Barton, como buen anfitrión, pedía a ratos brindis y rondas de aplausos. Leo se unió al aplauso que le dedicaron a Selena y levantó su vaso mirándola. Ella le de volvió el gesto.

Cuando todos volvían a bailar, se abrió paso hasta ella y vio que le brillaban los ojos.

– Me siento muy bien -dijo ella, feliz-. ¡Oh, Leo, si supieras lo bien que me siento!

– Me alegro mucho -musitó él con ternura-. Siempre he querido que te sintieras así.

– Acaban de entrevistarme para el periódico local por mis dos éxitos.

Después de haber quedado segunda en la carrera de barriles del primer día, quedó vencedora el segundo día y el tercer día volvió a llevarse el último premio. El último día había habido una carrera grande para las diez mejores competidoras de los días anteriores. Y se había hecho de nuevo con la victoria.

– ¿Sabes cuánto dinero tengo ahora? -preguntó maravillada.

– Sí, lo sé. Me lo has dicho. Y cuídalo.

– Es más de lo que he tenido junto en mi vida.
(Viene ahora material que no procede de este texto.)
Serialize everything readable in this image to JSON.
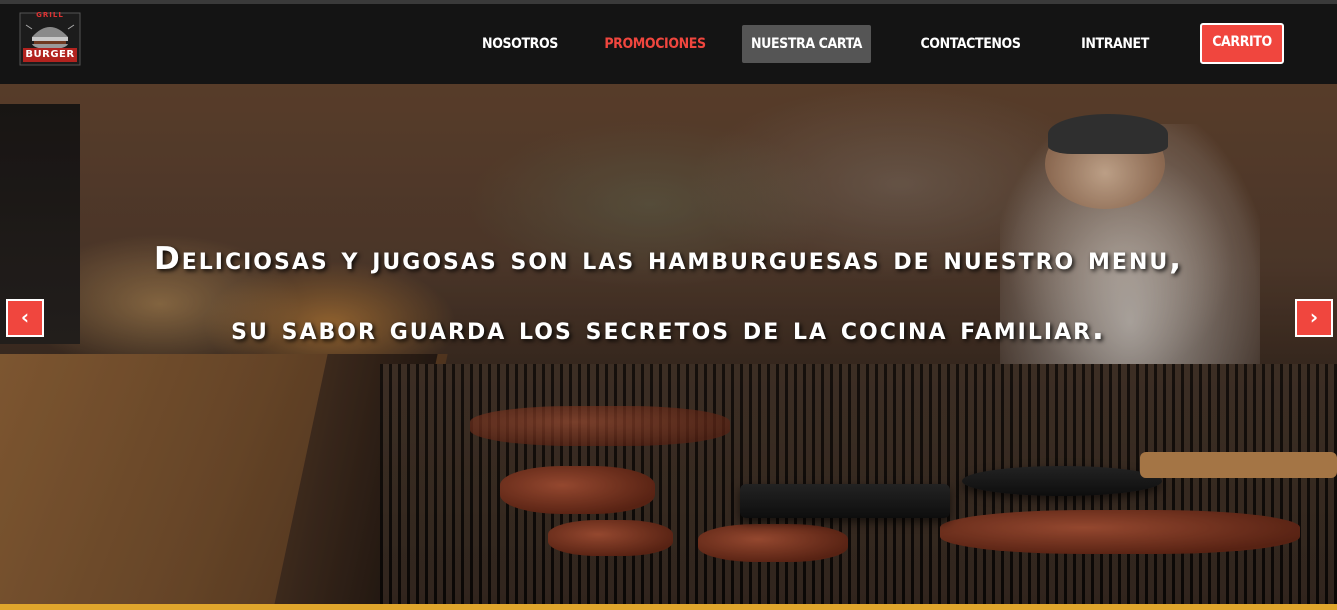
{
  "brand": {
    "logo_top": "GRILL",
    "logo_main": "BURGER"
  },
  "nav": {
    "items": [
      {
        "label": "NOSOTROS"
      },
      {
        "label": "PROMOCIONES"
      },
      {
        "label": "NUESTRA CARTA"
      },
      {
        "label": "CONTACTENOS"
      },
      {
        "label": "INTRANET"
      },
      {
        "label": "CARRITO"
      }
    ]
  },
  "hero": {
    "caption_line1": "Deliciosas y jugosas son las hamburguesas de nuestro menu,",
    "caption_line2": "su sabor guarda los secretos de la cocina familiar.",
    "prev_icon": "chevron-left-icon",
    "next_icon": "chevron-right-icon",
    "prev_glyph": "‹",
    "next_glyph": "›"
  },
  "colors": {
    "accent": "#f0463e",
    "navbar_bg": "#141414",
    "hover_bg": "#555555",
    "bottom_bar": "#e0a62c"
  }
}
– ¿Qué vas a hacer con él?

– Participar en más rodeos. Con esto puedo tener para los próximos seis meses.

– ¿Y luego?

– Para entonces espero tener suficiente para el próximo año. Estoy en racha.

Y todo aquello no parecía indicar que tuviera intención de incluirlo de algún modo en sus planes.

Chocó vasos con ella y se alejó para meter a Carrie en el baile. Bailaron hasta que los dos acabaron riendo y sin aliento. Luego iniciaron el vals juntos.

– ¿Lo has conseguido? -preguntó Carrie.

– ¿Qué?

– Selena. ¿Está tan loca por ti como tú por ella?

Desde el día en que Leo había acudido a ella en la discusión sobre montar el toro, la chica había pasado a adoptar el papel de hermana comprensiva.

– Claro que no está loca por mí.

– Pero tú por ella sí.

– ¡Carrie, por favor!

– Vale. Pues me ha parecido verla buscándote y pensaba apartarme con discreción, pero si…

– Eres un encanto.

La besó en la mejilla y se volvió. Selena lo miraba con una sonrisa en los labios.

– Todavía no has bailado conmigo -dijo.

Carrie se alejó, como había prometido, y Leo y Selena bailaron un rato en silencio, pensando los dos que al día siguiente a esas horas habrían seguido ya caminos separados.

Selena estaba muy confusa. Había dicho adiós otras veces, pero nunca como aquella. Intentaba mostrarse práctica. Lo único que tenía que hacer era aguantar hasta que él se fuera y olvidarlo luego. No debería ser difícil olvidar a un hombre que vivía en el otro lado del mundo. Pero el corazón le decía que él no estaría ya nunca lejos porque ella lo llevaría consigo en todo momento durante el resto de su vida.

Cambió la música. De pronto un violín solitario empezó a tocar una melodía melancólica de anhelos y despedidas. No volvería a verlo nunca. Lo estrechó con fuerza y el corazón le dolió.

Con los ojos cerrados, no veía adónde la guiaba él. Solo sabía que bailaban, girando y girando, mientras los sonidos caían en intensidad. Siguió bailando en un sueño en el que solo existían ellos dos, girando y girando.

– Selena…

El susurro de su nombre le hizo abrir los ojos y encontró el rostro de él muy cerca del suyo.

– Selena -repitió acariciándole la cara con su aliento-. Sí -murmuró.

La besó en la boca con una ferocidad nacida de la desesperación. Ella se escurría entre sus dedos y abrazarla era como intentar retener un tesoro.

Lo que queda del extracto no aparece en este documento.